We have definitely slowed things down a bit. Back in the day, 123 would be slow, but over the last few years, tempos below 120 have been working really well, both in the studio and on the dance-floor. I’ve always had a thing for mid-tempo house, but in recent gigs, people seem to go mad when you slow it down to 115. It used to be the other way around! With my own stuff, I have really been focusing on creating a more live feel on the drums. I’m still keeping it 4/4 and club-friendly but going for more loose percussion on the top end, rather than programmed hats. At the same time, I’m trying to be more experimental and diverse with the sounds I use. I think there’s a lot of scope for creativity blending disco elements with electronic sounds.
You recently played at Fabric together with Paul Soul, your friend and colleague; can you tell us your impressions about the gig?
I’ve always loved playing in Room 3, but this was honestly the best vibe I’ve ever seen in there. Our creative team put together an amazing installation of 400 origami birds flying through the room.
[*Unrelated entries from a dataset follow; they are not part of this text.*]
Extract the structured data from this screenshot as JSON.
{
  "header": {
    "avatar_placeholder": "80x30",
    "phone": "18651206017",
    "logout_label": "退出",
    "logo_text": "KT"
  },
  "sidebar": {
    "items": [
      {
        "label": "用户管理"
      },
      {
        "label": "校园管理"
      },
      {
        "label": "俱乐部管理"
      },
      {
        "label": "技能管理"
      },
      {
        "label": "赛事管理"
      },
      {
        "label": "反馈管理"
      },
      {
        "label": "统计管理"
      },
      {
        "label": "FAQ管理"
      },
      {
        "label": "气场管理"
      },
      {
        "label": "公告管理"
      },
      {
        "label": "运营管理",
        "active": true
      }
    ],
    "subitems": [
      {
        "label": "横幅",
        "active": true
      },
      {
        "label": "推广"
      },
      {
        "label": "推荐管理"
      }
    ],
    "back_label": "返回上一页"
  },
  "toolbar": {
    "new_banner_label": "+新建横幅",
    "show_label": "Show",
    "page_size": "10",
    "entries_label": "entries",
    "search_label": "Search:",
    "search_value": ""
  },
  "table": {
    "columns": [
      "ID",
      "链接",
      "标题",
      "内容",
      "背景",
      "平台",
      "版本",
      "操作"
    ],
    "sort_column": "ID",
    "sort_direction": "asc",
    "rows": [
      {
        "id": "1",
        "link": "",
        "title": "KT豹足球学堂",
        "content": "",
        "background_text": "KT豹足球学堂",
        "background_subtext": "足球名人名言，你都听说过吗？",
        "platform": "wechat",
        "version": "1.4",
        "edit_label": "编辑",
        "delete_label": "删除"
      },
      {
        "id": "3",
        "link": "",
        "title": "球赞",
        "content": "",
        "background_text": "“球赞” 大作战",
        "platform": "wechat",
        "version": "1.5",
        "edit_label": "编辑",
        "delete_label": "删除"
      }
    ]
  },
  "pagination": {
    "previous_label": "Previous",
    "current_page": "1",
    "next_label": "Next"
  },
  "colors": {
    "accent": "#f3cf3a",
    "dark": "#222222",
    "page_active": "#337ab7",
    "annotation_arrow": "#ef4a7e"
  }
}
It was a huge effort and people really appreciated the love that went into it, and this really translated to the dance-floor. Both Paul and I had a great time playing and Alex Arnout smashed the room to bits – so much so that Fabric kept it open another two hours, with the floor packed till the end. Everyone was really happy and I’m looking forward to doing more parties there.
How London is important for you, your music and your label?
London is, famously, one of the most culturally diverse melting pots on the planet. There’s no space for solipsism here and, despite the sense of an ever-tightening CCTV state, everyone can still be themselves and do what they feel. This is the backdrop that inspires a lot of creativity here. Ideas and communities rub off on each other and things change fast. As much as I would love to live in a beautiful, sunny country, there’s a very special form of inspiration you get here.
You’ve been around for many years now, how has everything changed compared to the ’90s and the 00s?
Apart from the obvious technological changes, I have to say, it used to be much easier! You’d put out one record, it would sell good numbers and you’d get paid for it. I wasn’t even trying that hard, but gigs and deals would just come in. Now you have to do double the work, to be heard. You really have to stay on the ball. Musically, it has of course changed. Deep house isn’t the same as it used to be, but that’s just evolution. Production has changed, fashion has changed, and dancing has changed. Some of it for the better, some not so much. There’s certainly tons of amazing music to be found, if you just look for it.
A classic question: in your opinion what has changed in the music business after the so-called internet revolution?
Well, the said internet revolution has given us artists a lot more work to do, as you have to stay on top of social media and your contend. ßHowever, it’s wonderful to be able to connect and interact with listeners. The downside is the stats phenomenon. Nothing is mysterious anymore and everything can be quantified. In the past, a record by some unheard Detroit artist was underground and cool. Now you can see how many followers they have which really detracts from this mystique. People seem drawn by numbers, which is a shame, as it seems to diminish the appeal of lesser known acts. This phenomenon isn’t helped by the widespread practice of artists buying fake counts. All in all though, the industry has become more democratised, with greater opportunities for independent acts and labels to succeed, but will less to go around.